Как обычно бывает, ревностные последователи Мейерхольда оказываются «более мейерхольдовцами, чем сам Мейерхольд»: опыты, проделываемые ими над классиками, еще «левее». Так, на сцене Александрийского театра в Ленинграде возник омоложенный «Тартюф». Действие комедии развертывается в ультрамодной обстановке: на борту океанского парохода, в автомобилях и, Бог знает почему, – в гондоле воздушного шара. Действующие лица одеты, разумеется, по-современному, но каково изумление зрителя, когда он замечает среди них православного священника, муллу, раввина, Папу Римского, Пилсудского, Макдональда… К счастью, эти новоявленные персонажи остаются бессловесными и фигурируют только в пантомимных интермедиях. Другую не менее рискованную попытку, а именно – толкования «Гамлета» – предпринял московский Театр Вахтангова. Оказывается, до сих пор в течение столетий все ошибались: Гамлет отнюдь не трагический, разочарованный в жизни герой: это веселый парень-жизнелюб скептического и циничного склада, во многом напоминающий Фальстафа. Этому «омоложенному» Гамлету под стать и «омоложенная» Офелия, придворная дама сомнительной репутации. Такая Офелия не могла, конечно, сойти с ума от несчастной любви: она просто-напросто возвращалась домой после разгульной попойки – и все ее бессвязные речи никак не результат трагического помешательства, а всего-навсего – алкоголя.
Эти анекдотические факты служат иллюстрацией влияния Мейерхольда на современных русских режиссеров: еще до самого последнего времени ведущее положение неограниченно принадлежало мейерхольдовскому направлению. Школа Станиславского произвела на свет несколько молодых театров; ему удалось воспитать несколько блестящих молодых актеров; но он не создал – как бы странно это на первых порах ни звучало – ни единого режиссера, достигающего уровня своего ментора. Единственным исключением был, может быть, безвременно скончавшийся Вахтангов, творец двух выдающихся постановок: «Гадибука» в московском еврейском театре «Габима» и «Принцессы Турандот» в московском Театре Вахтангова (бывшей Третьей студии Художественного театра). Зато у многих молодых значительных режиссеров заметно близкое родство с Мейерхольдом. Духовными двоюродными братьями Мейерхольда несомненно являются как Грановский, работающий сейчас в немецком кино, так и Таиров, хоть и перенял он больше у поклонника Гоцци, чем у пореволюционного Мейерхольда. К этой же группе принадлежит и возглавитель левой режиссуры Сергей Радлов, ставший недавно одним из руководителей Мариинского театра.
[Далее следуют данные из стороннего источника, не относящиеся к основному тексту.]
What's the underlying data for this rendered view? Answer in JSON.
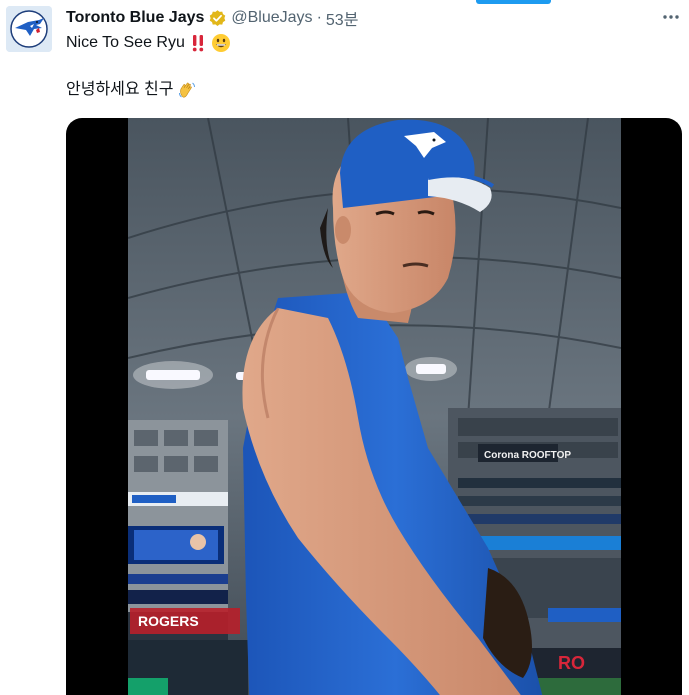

Под флагом Мейерхольда работают также многообещающая молодая «Студия Московского Малого театра», новый Бакинский театр и лучший из театров Украины «Березиль».
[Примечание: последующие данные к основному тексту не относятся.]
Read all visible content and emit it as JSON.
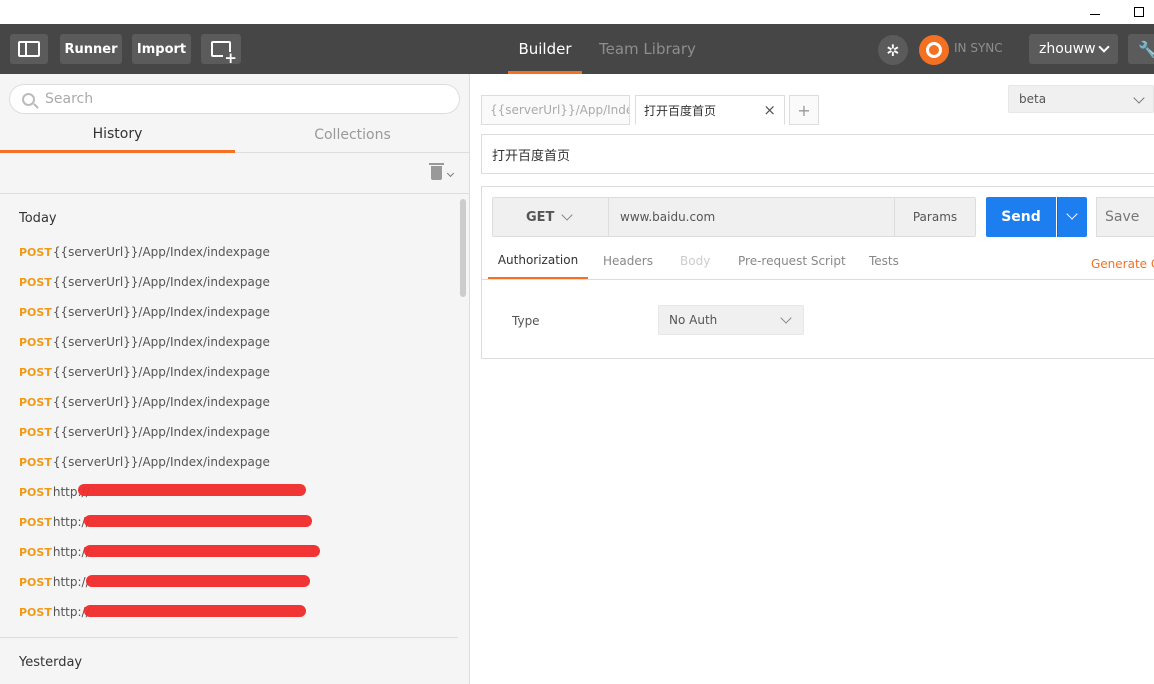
{
  "toolbar": {
    "runner_label": "Runner",
    "import_label": "Import",
    "tabs": [
      {
        "label": "Builder",
        "active": true
      },
      {
        "label": "Team Library",
        "active": false
      }
    ],
    "sync_status": "IN SYNC",
    "username": "zhouww",
    "accent_color": "#f47023"
  },
  "sidebar": {
    "search_placeholder": "Search",
    "tabs": [
      {
        "label": "History",
        "active": true
      },
      {
        "label": "Collections",
        "active": false
      }
    ],
    "groups": [
      {
        "title": "Today",
        "items": [
          {
            "method": "POST",
            "url": "{{serverUrl}}/App/Index/indexpage"
          },
          {
            "method": "POST",
            "url": "{{serverUrl}}/App/Index/indexpage"
          },
          {
            "method": "POST",
            "url": "{{serverUrl}}/App/Index/indexpage"
          },
          {
            "method": "POST",
            "url": "{{serverUrl}}/App/Index/indexpage"
          },
          {
            "method": "POST",
            "url": "{{serverUrl}}/App/Index/indexpage"
          },
          {
            "method": "POST",
            "url": "{{serverUrl}}/App/Index/indexpage"
          },
          {
            "method": "POST",
            "url": "{{serverUrl}}/App/Index/indexpage"
          },
          {
            "method": "POST",
            "url": "{{serverUrl}}/App/Index/indexpage"
          },
          {
            "method": "POST",
            "url": "http://"
          },
          {
            "method": "POST",
            "url": "http://"
          },
          {
            "method": "POST",
            "url": "http://"
          },
          {
            "method": "POST",
            "url": "http://"
          },
          {
            "method": "POST",
            "url": "http://"
          }
        ]
      },
      {
        "title": "Yesterday",
        "items": []
      }
    ]
  },
  "builder": {
    "request_tabs": [
      {
        "label": "{{serverUrl}}/App/Index/indexpage",
        "active": false
      },
      {
        "label": "打开百度首页",
        "active": true
      }
    ],
    "environment": "beta",
    "request_name": "打开百度首页",
    "method": "GET",
    "url": "www.baidu.com",
    "params_label": "Params",
    "send_label": "Send",
    "save_label": "Save",
    "sub_tabs": [
      {
        "label": "Authorization",
        "active": true
      },
      {
        "label": "Headers",
        "active": false
      },
      {
        "label": "Body",
        "active": false,
        "disabled": true
      },
      {
        "label": "Pre-request Script",
        "active": false
      },
      {
        "label": "Tests",
        "active": false
      }
    ],
    "generate_code_label": "Generate Code",
    "auth_type_label": "Type",
    "auth_type_value": "No Auth",
    "send_color": "#1c7eef"
  }
}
И все же, рука об руку с отказом от крайне левых позиций со стороны литературы, за последние два-три года на первый план снова выступает Станиславский. Прошли те времена, когда публика, одурманенная футуризмом, супрематизмом и конструктивизмом, принимала покорно все, что ей предлагалось. Сошли на нет снобы, все в своей жизни перевидавшие и от театра требующие совершенно необычайного и эпатирующего зрелища. Новый, менее искушенный зритель требует от театра прежде всего иллюзию реальной жизни, впечатлений более сильных и глубоких, чем те, которые бы он получил от самой превосходной игры. Вот объяснение недавно наступивших изменений в симпатиях русской театральной публики, снова обратившейся к театру Станиславского и наиболее близким ему театрам, таким, как Второй Московский Художественный театр и Театр Вахтангова. Поворот этот был в прошлом году как бы скреплен официальной государственной печатью: театр Станиславского был взят под особую опеку Кремля, его красный директор (посаженный властями коммунист) был снят, и Станиславский снова стал единым и всемогущим руководителем своего театра. Нужно отметить, что и Большой театр в Москве был тоже поставлен в такие же особые условия.
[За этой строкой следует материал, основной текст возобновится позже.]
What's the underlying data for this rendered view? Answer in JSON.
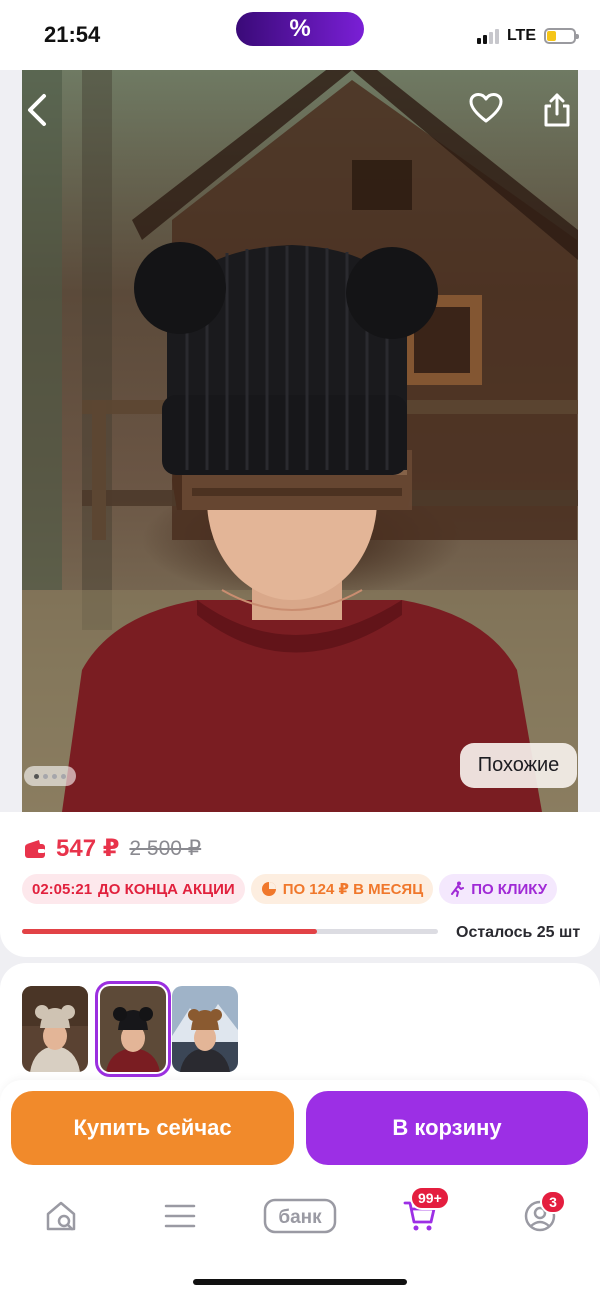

Из этого никоим образом, конечно, не надо заключать, что направление Мейерхольда будет теперь нацело вычеркнуто из нового русского театра: след, оставленный им в жизни театральных форм, слишком глубок и не может просто-напросто исчезнуть. Это тем менее вероятно, так как даже прямые последователи Станиславского, такие, как Театр Вахтангова и Второй Московский Художественный театр, применяют его систему уже не в ее чистом виде, а с примесью более или менее сильной дозы «мейерхольдовщины» (так, например, в интересной работе режиссера А. Дикого во Втором Московском Художественном театре – в постановке «Блохи», представляющей собою весьма оригинальную пересадку театра масок Commedia dell'arte на русскую почву). Если мне, еретику, разрешат применить терминологию Маркса или, лучше сказать, Гегеля, я назову творчество Станиславского тезисом, творчество же Мейерхольда – антитезисом, и, думается мне, именно постепенно распространяющемуся синтезу этих двух направлений принадлежит будущее: это синтетическое направление станет для русской режиссерской работы основополагающим.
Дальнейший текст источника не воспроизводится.